The case against Abu Khattala was difficult to assemble. The government offered a range of witnesses, the reconstructed timeline of the attack, the surveillance footage, phone records, and identification of militants on the surveillance video by witnesses and Abu Khattala himself during his interrogation. To reinforce the accusation that Abu Khattala was actively involved in the conspiracy to attack the U.S. mission, the government asserted that he gave four different "stand down" orders to other militia leaders who may have prevented or intervened against his "hit squad's" assault.
But the defense challenged the quality of the video, the authenticity of the Libyan witnesses, one of whom was paid $7 million to facilitate Abu Khattala's capture, and the validity of the phone records connecting Abu Khattala to his associates. They presented enough reasonable doubt to the jury that he was acquitted of the most serious charges of conspiracy to attack U.S. facilities and, by doing so, causing the deaths of the four Americans.
"We felt that the prosecution spent a lot of time on emotional appeals that kind of fell flat to us, when we already knew the gravity of the case," one juror told the Washington Post. That was evident by the overwrought closing rebuttal by one prosecutor, who approached Abu Khattala and pointed at him saying, "How dare you!" then turned back to jurors and reiterated "How dare he?!"

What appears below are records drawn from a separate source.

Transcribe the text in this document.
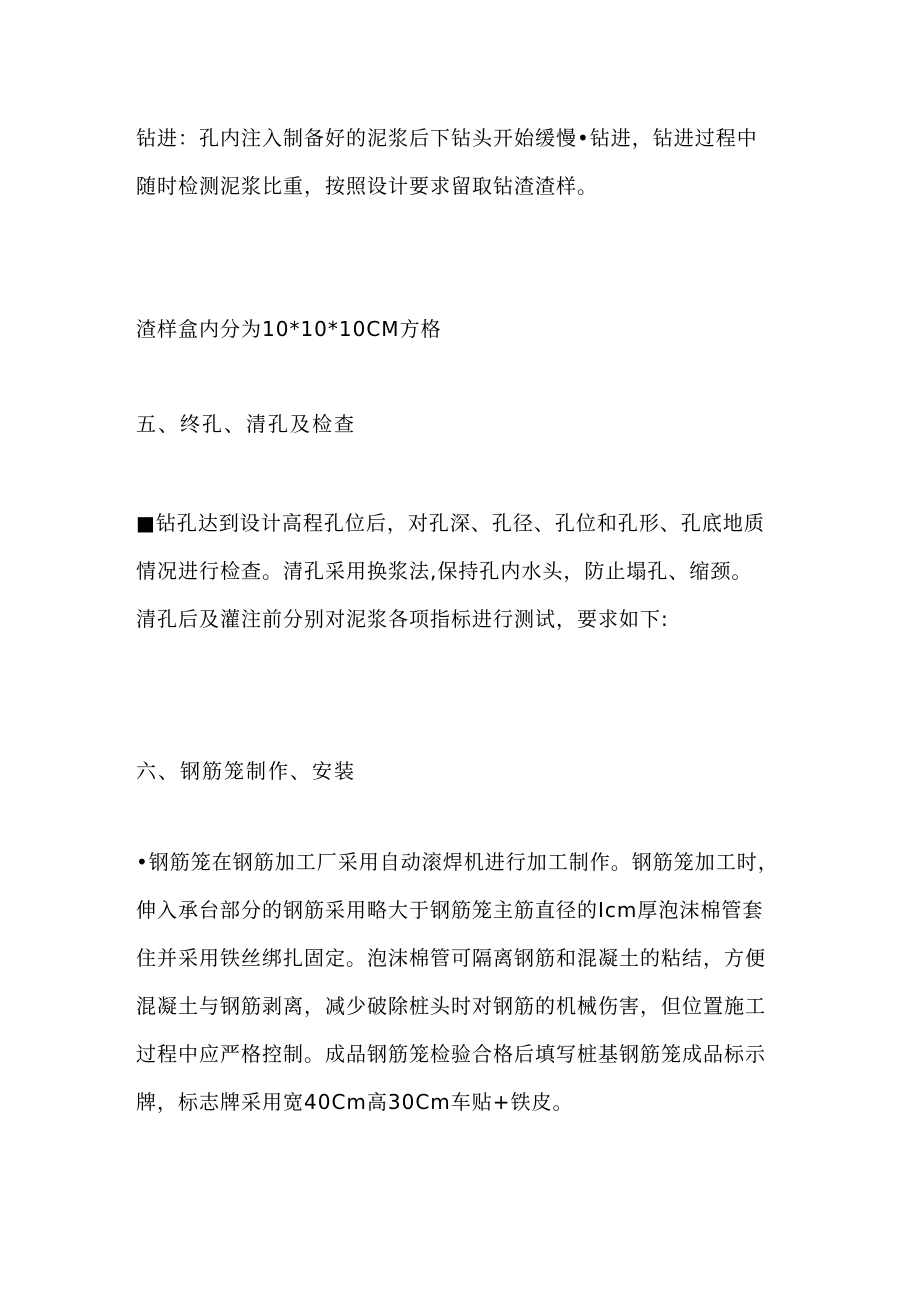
钻进：孔内注入制备好的泥浆后下钻头开始缓慢•钻进，钻进过程中
随时检测泥浆比重，按照设计要求留取钻渣渣样。
渣样盒内分为10*10*10CM方格
五、终孔、清孔及检查
■钻孔达到设计高程孔位后，对孔深、孔径、孔位和孔形、孔底地质
情况进行检查。清孔采用换浆法,保持孔内水头，防止塌孔、缩颈。
清孔后及灌注前分别对泥浆各项指标进行测试，要求如下:
六、钢筋笼制作、安装
•钢筋笼在钢筋加工厂采用自动滚焊机进行加工制作。钢筋笼加工时，
伸入承台部分的钢筋采用略大于钢筋笼主筋直径的Icm厚泡沫棉管套
住并采用铁丝绑扎固定。泡沫棉管可隔离钢筋和混凝土的粘结，方便
混凝土与钢筋剥离，减少破除桩头时对钢筋的机械伤害，但位置施工
过程中应严格控制。成品钢筋笼检验合格后填写桩基钢筋笼成品标示
牌，标志牌采用宽40Cm高30Cm车贴+铁皮。
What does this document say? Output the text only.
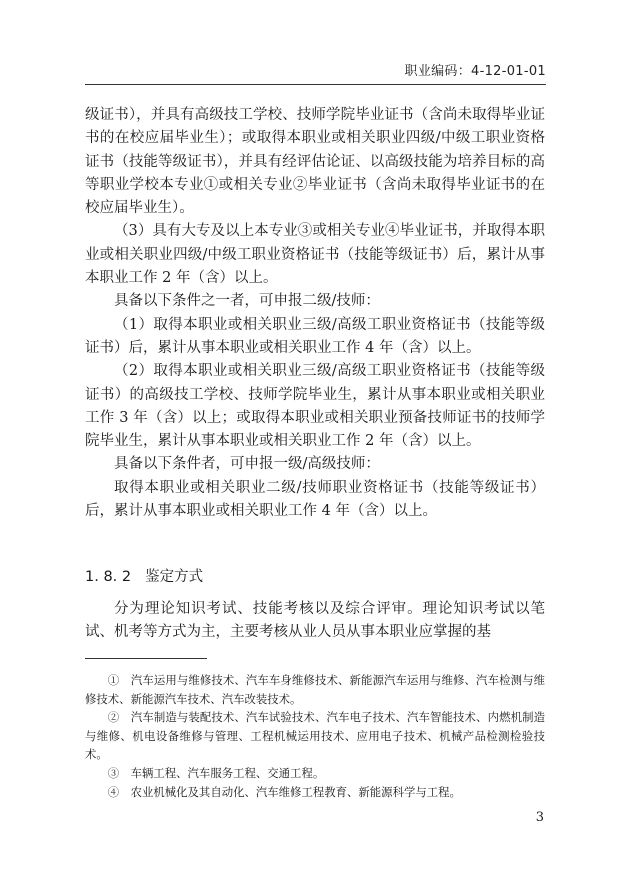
职业编码：4-12-01-01

级证书），并具有高级技工学校、技师学院毕业证书（含尚未取得毕业证书的在校应届毕业生）；或取得本职业或相关职业四级/中级工职业资格证书（技能等级证书），并具有经评估论证、以高级技能为培养目标的高等职业学校本专业①或相关专业②毕业证书（含尚未取得毕业证书的在校应届毕业生）。

（3）具有大专及以上本专业③或相关专业④毕业证书，并取得本职业或相关职业四级/中级工职业资格证书（技能等级证书）后，累计从事本职业工作 2 年（含）以上。

具备以下条件之一者，可申报二级/技师：

（1）取得本职业或相关职业三级/高级工职业资格证书（技能等级证书）后，累计从事本职业或相关职业工作 4 年（含）以上。

（2）取得本职业或相关职业三级/高级工职业资格证书（技能等级证书）的高级技工学校、技师学院毕业生，累计从事本职业或相关职业工作 3 年（含）以上；或取得本职业或相关职业预备技师证书的技师学院毕业生，累计从事本职业或相关职业工作 2 年（含）以上。

具备以下条件者，可申报一级/高级技师：

取得本职业或相关职业二级/技师职业资格证书（技能等级证书）后，累计从事本职业或相关职业工作 4 年（含）以上。

1. 8. 2 鉴定方式

分为理论知识考试、技能考核以及综合评审。理论知识考试以笔试、机考等方式为主，主要考核从业人员从事本职业应掌握的基

①　汽车运用与维修技术、汽车车身维修技术、新能源汽车运用与维修、汽车检测与维修技术、新能源汽车技术、汽车改装技术。

②　汽车制造与装配技术、汽车试验技术、汽车电子技术、汽车智能技术、内燃机制造与维修、机电设备维修与管理、工程机械运用技术、应用电子技术、机械产品检测检验技术。

③　车辆工程、汽车服务工程、交通工程。

④　农业机械化及其自动化、汽车维修工程教育、新能源科学与工程。

3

One issue the Abu Khattala verdict exposed is the need for additional cooperation between the intelligence community and the Justice Department in declassifying incriminating material in terrorism cases. "The Abu Khattala case was largely built on intelligence information, through the work of the intelligence community, identifying him as a prime suspect in Benghazi," Matt Olsen, former director of the National Counterterrorism Center, told The Cipher Brief in September.
One key piece of evidence present by the government was Abu Khattala's phone records that the prosecution used to demonstrate his activities leading up to and during the attack. But the defense pointed out that the phone records, as presented to the jury, were "just a piece of paper," with no markings from a phone company or any other identifiable source.
"We ultimately thought they were phone records," the juror told the Post. "But we just didn't know where they came from, and the fact that he was being called a lot didn't necessarily mean that he was orchestrating anything."
Clearly, if the prosecution had presented the records with a clearer indication of their origin, that might have strengthened their evidentiary value, and it might have been sufficient to establish Abu Khattala as a leading conspirator of the attacks.
The Justice Department now has a chance to absorb these lessons in the prosecution of another assailant who was captured in October, Mustafa al-Imam, who appears on the surveillance footage and was identified by Abu Khattala. The prosecutors surely will pursue the case with apolitical professionalism that will honor the fallen Americans in Benghazi five years ago. They will ignore Steve Bannon's campaign against the so-called "deep state" and President Trump's habitual attacks against the intelligence community and the FBI. They will do their jobs.
Ben Fishman is an associate fellow with The Washington Institute.